O nosso destino de vida com Deus não justifica negligenciar o nosso bem-estar físico, mas deve impedir-nos de viver apenas para os fins físicos. A grandeza da pessoa humana e da comunidade de pessoas provém da sua orientação para a Verdade, Bondade e Beleza transcendentes. Em última análise, estas são encontradas em Deus, mas também são possuídas de várias maneiras pela comunidade e na vida visível de comunhão da Igreja neste mundo. Consequentemente, mesmo numa pandemia, a nossa actividade deve ser motivada pelo desejo da Verdade, do Bem e da Beleza, tanto na vida cívica como na vida da Igreja.

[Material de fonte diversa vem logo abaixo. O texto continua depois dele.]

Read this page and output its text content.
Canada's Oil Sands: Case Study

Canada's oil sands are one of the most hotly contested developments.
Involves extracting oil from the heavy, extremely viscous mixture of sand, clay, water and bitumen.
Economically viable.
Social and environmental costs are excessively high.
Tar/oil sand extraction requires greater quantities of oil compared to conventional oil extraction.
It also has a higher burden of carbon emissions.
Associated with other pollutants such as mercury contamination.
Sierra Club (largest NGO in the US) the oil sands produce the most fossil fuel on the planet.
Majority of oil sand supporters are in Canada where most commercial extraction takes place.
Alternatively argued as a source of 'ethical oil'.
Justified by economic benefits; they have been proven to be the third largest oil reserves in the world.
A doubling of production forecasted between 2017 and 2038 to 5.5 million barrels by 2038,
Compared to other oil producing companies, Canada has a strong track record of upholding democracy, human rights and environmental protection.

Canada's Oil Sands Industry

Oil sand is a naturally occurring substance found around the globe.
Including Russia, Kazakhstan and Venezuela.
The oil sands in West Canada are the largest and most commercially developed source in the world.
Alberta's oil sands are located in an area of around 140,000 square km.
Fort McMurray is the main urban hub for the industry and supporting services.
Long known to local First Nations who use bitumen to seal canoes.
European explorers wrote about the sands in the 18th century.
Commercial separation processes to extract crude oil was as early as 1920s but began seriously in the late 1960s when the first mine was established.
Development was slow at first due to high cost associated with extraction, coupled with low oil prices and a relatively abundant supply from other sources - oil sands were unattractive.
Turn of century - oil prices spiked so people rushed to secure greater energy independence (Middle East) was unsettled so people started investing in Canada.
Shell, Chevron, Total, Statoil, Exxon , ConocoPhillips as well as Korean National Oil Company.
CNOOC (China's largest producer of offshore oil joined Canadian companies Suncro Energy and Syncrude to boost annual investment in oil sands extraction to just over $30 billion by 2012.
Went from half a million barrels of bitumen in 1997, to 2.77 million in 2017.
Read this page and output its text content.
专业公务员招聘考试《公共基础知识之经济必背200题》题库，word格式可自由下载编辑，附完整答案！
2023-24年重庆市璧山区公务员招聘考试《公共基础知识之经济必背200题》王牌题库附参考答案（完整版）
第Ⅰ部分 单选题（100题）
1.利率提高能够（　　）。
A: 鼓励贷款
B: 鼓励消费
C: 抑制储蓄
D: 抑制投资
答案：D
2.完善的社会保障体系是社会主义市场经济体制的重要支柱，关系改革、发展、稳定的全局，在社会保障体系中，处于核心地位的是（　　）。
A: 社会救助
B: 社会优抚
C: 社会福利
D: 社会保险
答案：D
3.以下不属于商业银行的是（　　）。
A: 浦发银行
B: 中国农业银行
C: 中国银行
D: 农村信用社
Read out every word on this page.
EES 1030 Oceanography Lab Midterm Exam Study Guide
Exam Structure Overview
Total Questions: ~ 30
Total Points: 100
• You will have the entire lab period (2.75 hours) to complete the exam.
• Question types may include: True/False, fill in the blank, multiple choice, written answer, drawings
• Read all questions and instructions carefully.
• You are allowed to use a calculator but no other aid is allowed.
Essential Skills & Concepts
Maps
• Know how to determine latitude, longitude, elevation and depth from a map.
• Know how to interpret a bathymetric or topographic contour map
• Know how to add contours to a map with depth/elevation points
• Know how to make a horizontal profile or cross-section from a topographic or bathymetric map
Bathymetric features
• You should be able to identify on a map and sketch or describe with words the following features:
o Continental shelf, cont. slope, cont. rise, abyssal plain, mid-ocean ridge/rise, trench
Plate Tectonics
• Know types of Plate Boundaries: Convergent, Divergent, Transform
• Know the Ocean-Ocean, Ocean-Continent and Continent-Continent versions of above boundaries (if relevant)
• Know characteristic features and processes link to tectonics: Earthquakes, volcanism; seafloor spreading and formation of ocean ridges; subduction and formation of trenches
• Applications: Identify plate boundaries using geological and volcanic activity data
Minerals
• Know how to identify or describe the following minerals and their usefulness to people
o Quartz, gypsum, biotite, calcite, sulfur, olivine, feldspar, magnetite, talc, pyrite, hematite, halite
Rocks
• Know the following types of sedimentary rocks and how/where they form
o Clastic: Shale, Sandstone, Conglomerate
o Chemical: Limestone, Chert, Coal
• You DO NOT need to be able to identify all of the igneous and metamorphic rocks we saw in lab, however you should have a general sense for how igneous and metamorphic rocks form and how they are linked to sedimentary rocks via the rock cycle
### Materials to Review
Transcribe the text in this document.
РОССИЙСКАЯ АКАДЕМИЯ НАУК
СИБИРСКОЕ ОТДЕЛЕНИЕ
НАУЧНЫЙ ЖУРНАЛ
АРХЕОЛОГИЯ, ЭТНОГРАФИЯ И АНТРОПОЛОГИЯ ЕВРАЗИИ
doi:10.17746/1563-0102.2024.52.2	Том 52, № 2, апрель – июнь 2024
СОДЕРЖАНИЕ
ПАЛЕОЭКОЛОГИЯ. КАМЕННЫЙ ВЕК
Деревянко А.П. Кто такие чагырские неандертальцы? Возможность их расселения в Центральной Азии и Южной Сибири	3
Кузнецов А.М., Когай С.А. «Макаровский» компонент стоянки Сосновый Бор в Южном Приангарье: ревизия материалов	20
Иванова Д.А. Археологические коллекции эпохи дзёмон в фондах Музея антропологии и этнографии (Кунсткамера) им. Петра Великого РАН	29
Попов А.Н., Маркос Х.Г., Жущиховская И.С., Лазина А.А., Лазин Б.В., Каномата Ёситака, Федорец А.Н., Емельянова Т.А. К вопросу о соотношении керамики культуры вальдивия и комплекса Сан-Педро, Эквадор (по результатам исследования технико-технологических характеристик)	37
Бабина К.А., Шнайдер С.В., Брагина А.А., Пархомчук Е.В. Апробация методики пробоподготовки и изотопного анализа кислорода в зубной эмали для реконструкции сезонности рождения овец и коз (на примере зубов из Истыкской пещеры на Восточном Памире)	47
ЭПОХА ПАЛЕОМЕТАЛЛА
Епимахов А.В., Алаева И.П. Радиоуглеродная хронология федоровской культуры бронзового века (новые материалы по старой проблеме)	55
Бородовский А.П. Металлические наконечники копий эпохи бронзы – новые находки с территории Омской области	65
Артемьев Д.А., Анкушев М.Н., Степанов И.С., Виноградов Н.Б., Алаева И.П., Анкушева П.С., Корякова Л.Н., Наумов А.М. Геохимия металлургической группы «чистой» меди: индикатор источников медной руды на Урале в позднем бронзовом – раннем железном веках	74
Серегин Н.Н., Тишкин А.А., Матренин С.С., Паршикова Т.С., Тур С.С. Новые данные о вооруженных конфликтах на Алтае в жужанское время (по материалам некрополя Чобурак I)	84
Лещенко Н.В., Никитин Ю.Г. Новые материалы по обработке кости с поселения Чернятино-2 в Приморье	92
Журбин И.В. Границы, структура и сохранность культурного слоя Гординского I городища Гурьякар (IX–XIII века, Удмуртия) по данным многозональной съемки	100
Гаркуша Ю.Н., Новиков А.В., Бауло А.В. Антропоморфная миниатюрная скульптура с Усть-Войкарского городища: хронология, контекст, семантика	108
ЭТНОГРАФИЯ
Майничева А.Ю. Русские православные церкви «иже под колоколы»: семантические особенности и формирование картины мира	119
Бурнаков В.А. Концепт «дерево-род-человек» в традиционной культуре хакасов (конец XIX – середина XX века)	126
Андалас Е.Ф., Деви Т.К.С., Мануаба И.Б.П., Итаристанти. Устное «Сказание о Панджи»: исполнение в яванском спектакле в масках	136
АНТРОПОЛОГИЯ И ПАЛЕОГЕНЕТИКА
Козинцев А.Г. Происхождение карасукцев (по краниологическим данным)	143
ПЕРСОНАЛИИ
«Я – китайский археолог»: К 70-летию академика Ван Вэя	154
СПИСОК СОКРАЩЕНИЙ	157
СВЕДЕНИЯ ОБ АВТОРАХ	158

Isto deve dar forma ao modo como negociamos, protegendo os vulneráveis e salvaguardando a saúde corporal. Tudo isto para dizer que a vida e a morte no corpo são importantes, mas são apenas relativamente importantes. Nas palavras da Carta aos Hebreus: “porque não temos aqui cidade permanente, mas procuramos a futura. Por meio dele, ofereçamos continuamente a Deus um sacrifício de louvor (…). Não vos esqueçais de fazer o bem e de repartir com os outros, pois são esses os sacrifícios que agradam a Deus.” (13: 14-16)

Aonde nos levam estas conclusões? Em direcção ao equilíbrio e ao realismo. Não podemos superar a morte em todas as instâncias. Embora devamos gerir a nossa crise de saúde pública da melhor forma possível, precisamos também de conceder o devido reconhecimento a outros bens. Isto não diz respeito meramente, ou principalmente, a questões de liberdade pessoal, mas a uma questão mais profunda: O que somos como seres humanos e para que devemos viver, mesmo quando nos confrontamos com a nossa própria mortalidade? Todos nós temos de responder a esta pergunta. Cada vez mais, temos de perceber que, como comunidade pública, temos uns para com os outros obrigações que transcendem as restrições da morte: obrigações para os bens públicos que são superiores ao bem-estar físico, que pertencem à vida e comunhão do espírito humano, neste mundo e no mundo vindouro. A Igreja e o Estado devem reconhecer estes bens, agora mais do que nunca.

Sobre o autor

Thomas Joseph White, O.P., cresceu no sudeste da Geórgia numa família inter-religiosa. Estudou nas Universidades de Brown e Oxford e, em 2003, entrou para a Ordem dos Pregadores. É o Director do Thomistic Institute no Angelicum, em Roma, e Professor de Teologia. Entre os seus livros incluem-se Wisdom in the Face of Modernity: A Study in Thomistic Natural Theology, The Incarnate Lord: A Thomistic Study in Christology e The Light of Christ: An Introduction to Catholicism. Em 2011 foi nomeado membro ordinário da Pontifícia Academia de São Tomás de Aquino.